In this world many conflicts are grounded in historically unending disputes.

Israel and Palestine, the republic of the Congo and Rwanda, China and the Tibetans, Palestine and Israel, and now the Syrian civil war.

Gross inequities, brutal genocides, on-going land disputes, and horrific forms of religious persecution have driven centuries of hate, which culminate in recurring acts of war and mass murder. Most dramatically, ongoing hate breeds the inability to hope for a better world.

Cultural relationships framed by historical grievances  have the added disadvantage of being shaped by group consensus processes where leaders are chosen based on their ability to speak to the pain felt by the group and the first urge is always to organize for revolution.

Advocating for peaceful ends through attempts at reconciliation is the last thought of the day, but it is the only hope for sustainable peace.
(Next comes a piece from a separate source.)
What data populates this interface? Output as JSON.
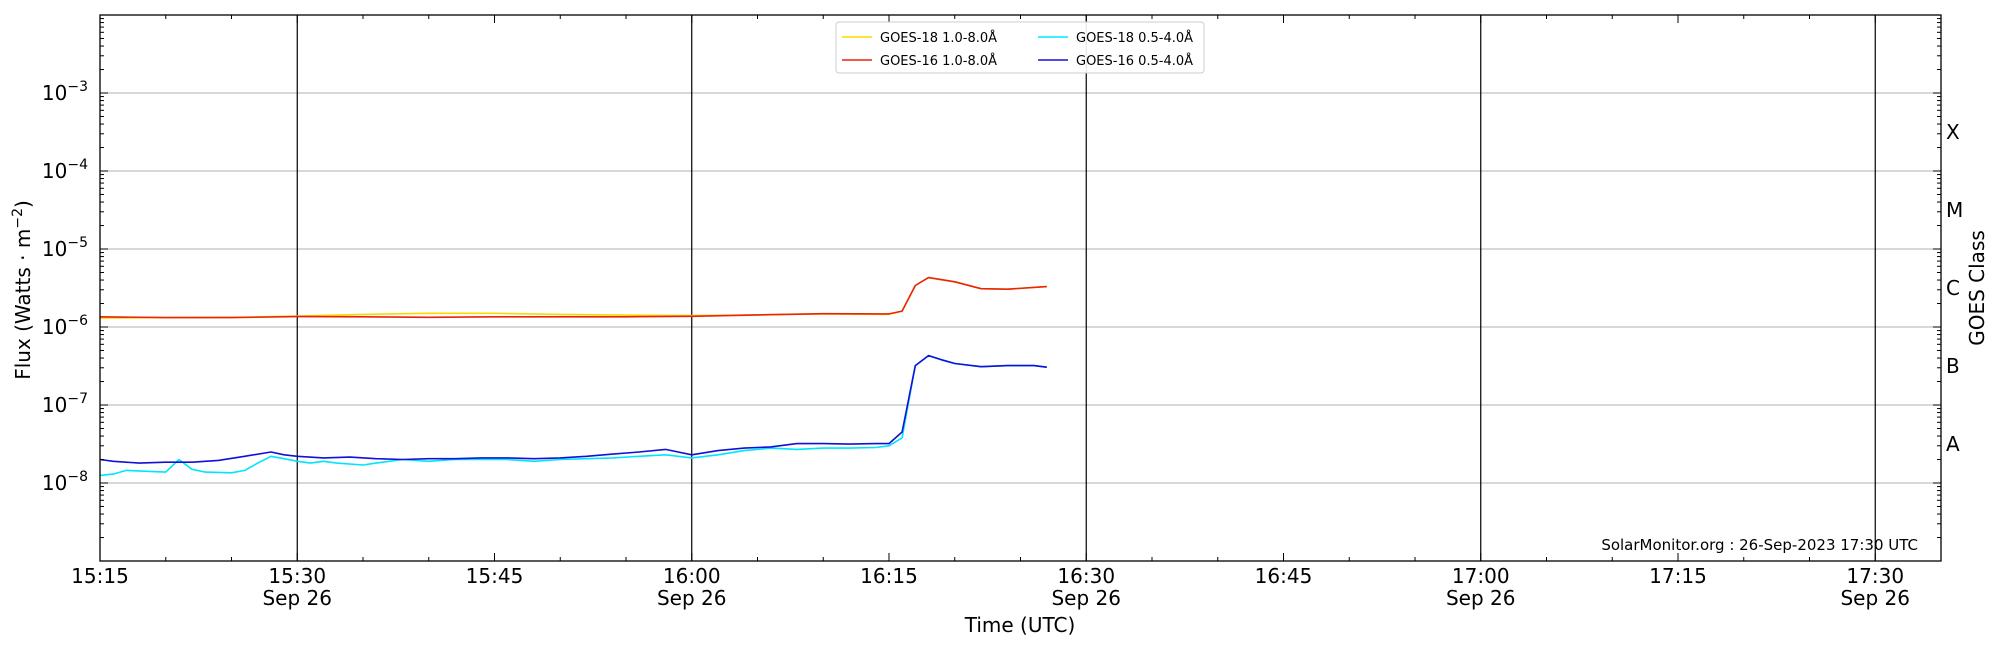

When we consider the four components of reconciliation identified by John Paul Lederach — truth, justice, mercy, and peace – mercy does not include the act of forgiveness.

Yet, it is the power of forgiveness that transforms us  beyond what mercy can accomplish, such as the act of forgiving and allowing an offender, even a murderer, to live.
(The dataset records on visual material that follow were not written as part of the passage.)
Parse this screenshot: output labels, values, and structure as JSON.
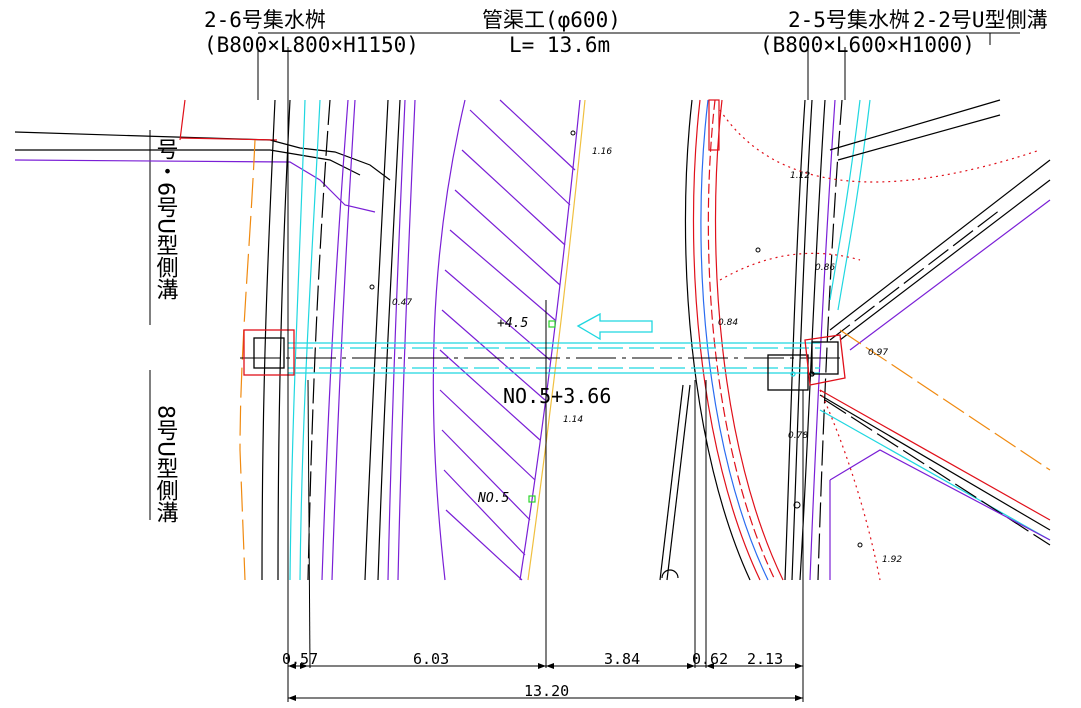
{
  "header": {
    "left_title": "2-6号集水桝",
    "left_dims": "(B800×L800×H1150)",
    "center_title": "管渠工(φ600)",
    "center_length": "L= 13.6m",
    "right_title": "2-5号集水桝",
    "right_dims": "(B800×L600×H1000)",
    "far_right_title": "2-2号U型側溝"
  },
  "side_labels": {
    "upper_left_vertical": "号・6号U型側溝",
    "lower_left_vertical": "8号U型側溝"
  },
  "plan": {
    "station_main": "NO.5+3.66",
    "station_offset": "+4.5",
    "station_no5": "NO.5",
    "small_values": {
      "v116": "1.16",
      "v112": "1.12",
      "v086": "0.86",
      "v084": "0.84",
      "v047": "0.47",
      "v097": "0.97",
      "v114": "1.14",
      "v078": "0.78",
      "v192": "1.92"
    }
  },
  "dimensions": {
    "seg1": "0.57",
    "seg2": "6.03",
    "seg3": "3.84",
    "seg4": "0.62",
    "seg5": "2.13",
    "total": "13.20"
  },
  "colors": {
    "purple": "#7a1fd6",
    "cyan": "#1fd7e0",
    "red": "#e0101a",
    "orange": "#f08a10",
    "blue": "#2a6cf0",
    "black": "#000000"
  }
}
Forgiveness in this fashion requires intense introspection, a willingness to consider why we feel hate so deeply and what is driving those feelings. When we choose to forgive we also contemplate the immortal struggle between good and evil and we choose to take a path that aspires toward benevolent actions and generosity of spirit. If we achieve it, we choose to be better than what we were before the digression and act of violence occurred.
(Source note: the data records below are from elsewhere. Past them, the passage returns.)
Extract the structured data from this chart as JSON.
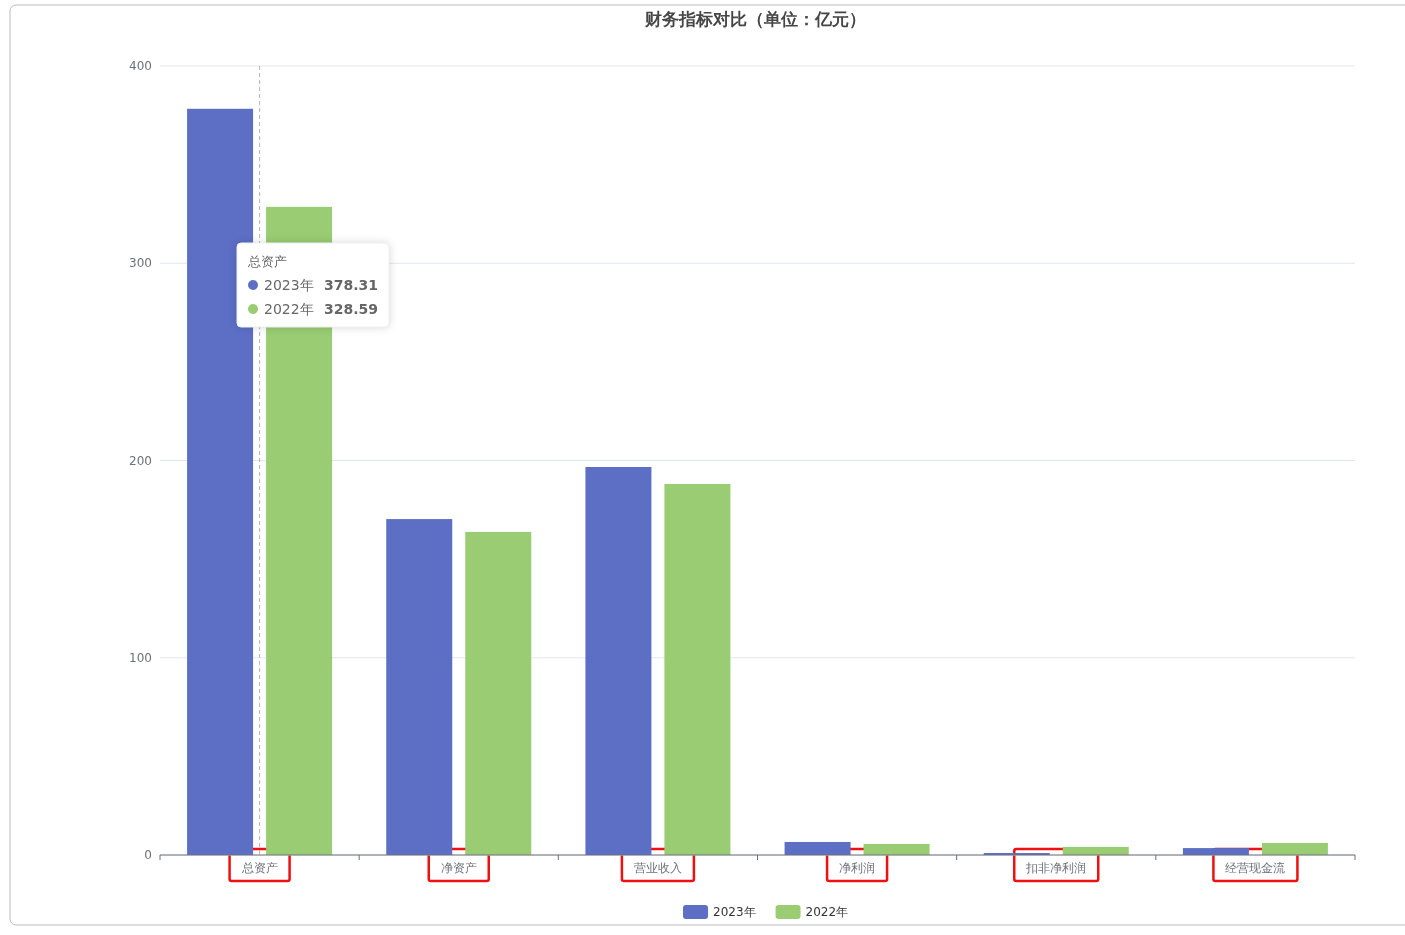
{
  "chart_data": {
    "type": "bar",
    "title": "财务指标对比（单位：亿元）",
    "categories": [
      "总资产",
      "净资产",
      "营业收入",
      "净利润",
      "扣非净利润",
      "经营现金流"
    ],
    "series": [
      {
        "name": "2023年",
        "color": "#5c6fc5",
        "values": [
          378.31,
          170.3,
          196.7,
          6.6,
          1.0,
          3.5
        ]
      },
      {
        "name": "2022年",
        "color": "#99cc73",
        "values": [
          328.59,
          163.8,
          188.1,
          5.6,
          4.1,
          6.1
        ]
      }
    ],
    "ylim": [
      0,
      400
    ],
    "yticks": [
      0,
      100,
      200,
      300,
      400
    ],
    "grid": "y",
    "legend": "bottom",
    "ref_lines": [
      {
        "axis": "x",
        "value": "总资产",
        "line_style": "dashed",
        "color": "#b0b4c8"
      }
    ],
    "annotations": [
      "总资产",
      "2023年",
      "378.31",
      "2022年",
      "328.59"
    ]
  }
}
The act of forgiveness is much more powerful because it can rise above the spirit of mercy and inspire the act of love. In the process of forgiving we are moved to let go of our deep and internalized anger, and we begin to see the other as a human being once again.

In this way, forgiveness is perhaps the highest form of grace, because it inspires us to see and live life in a new light.

In times of war, forgiveness is the last thing on our consciousness as we see others suffer unfairly and unjustly.

It is rare and fleeting to find forgiveness in the face of an enemy.

The desire to revolt and hurt another that has hurt us is the easier course to take. Anger is in itself addictive because it allows us to release the intensity of pain and loss.  Moving beyond anger is so very difficult whenever are losses are profound. Imagine the pain of loosing a loved one, a child, a parent – the people you love most in life. It is almost superhuman to think you can move beyond this type of pain. The courage to trust again is indeed a super-human feat.

Likewise, the act of nurturing the spirit of forgiveness in our leaders  is difficult because it displaces the desire to raise up those who can give a name to our anger and hysteria. In our own 21st century American landscape, would Mahatma Gandhi have achieved national prominence if he had advocated for the forgiveness of Al Qaida? Probably not because our leaders have instead chosen to breed a climate of fear and distrust with no focus on understanding why violence has occurred in the first place.

Martin Luther King Jr., perhaps America’s greatest architect of peace and social justice, was targeted as a terrorist by the government and labeled as a “terrorist” which in no doubt led to his death. But his passionate embrace of a “beloved community,” despite his unfair and unjust treatment by the government, still resonates with us today.

In these times of terrorist acts, intrusions on privacy, and preemptive deceptions, to move beyond hate towards a path of forgiveness and then trust once again, is perhaps the greatest heroic act that any one of us can achieve in a lifetime. An act which most likely will lead to lives lost for those who choose not to bear or produce arms, to not hate their neighbors, or to promulgate distrust of the enemy.

In truth, in any power struggle, historically only an elite and uncaring few benefit from the suffering of the masses.

Yet, the conflict is too often painted to be a deep and cultural dispute among people who unfortunately have no control over their own fates and must rely on the minimalist handouts for those in a desperate struggle for day-to-day survival. Choosing to fight for the next meal is much more likely to occur then choosing to forgive.

In this atmosphere of fear and violence there are few opportunities for inviting reconciliation, forgiveness and the opportunity to love the enemy.

Perhaps one way that we can help build this new way of relating to each other is to raise up the great architects of peace that have emulated these loving acts in their own lives. Honor their sacrifices and remember them for their deep love of humanity.

The greatest good is always accomplished by the greatest sacrifice.

Sacrifice in your own daily life for the good of the other can create a better world at the grassroots level. Look for opportunities to forgive and ways to build new opportunities for friendships with those that we once imagined to be our enemies.

Build and share a language that is devoid of competition and war. Choose the words “forgive others” over the words “retribution and revolution” at all possible times.

These are challenging times, look for the light and love in each person that you encounter.

It is good to understand that we are all flawed human beings – we make mistakes over and over again and we face ongoing difficulties and failures – yet we have the capacity to be resilient and loving, and to lift up others who are suffering and in pain as well.

There is nothing more inspiring than the words to “love your enemy as we hope to love ourselves.”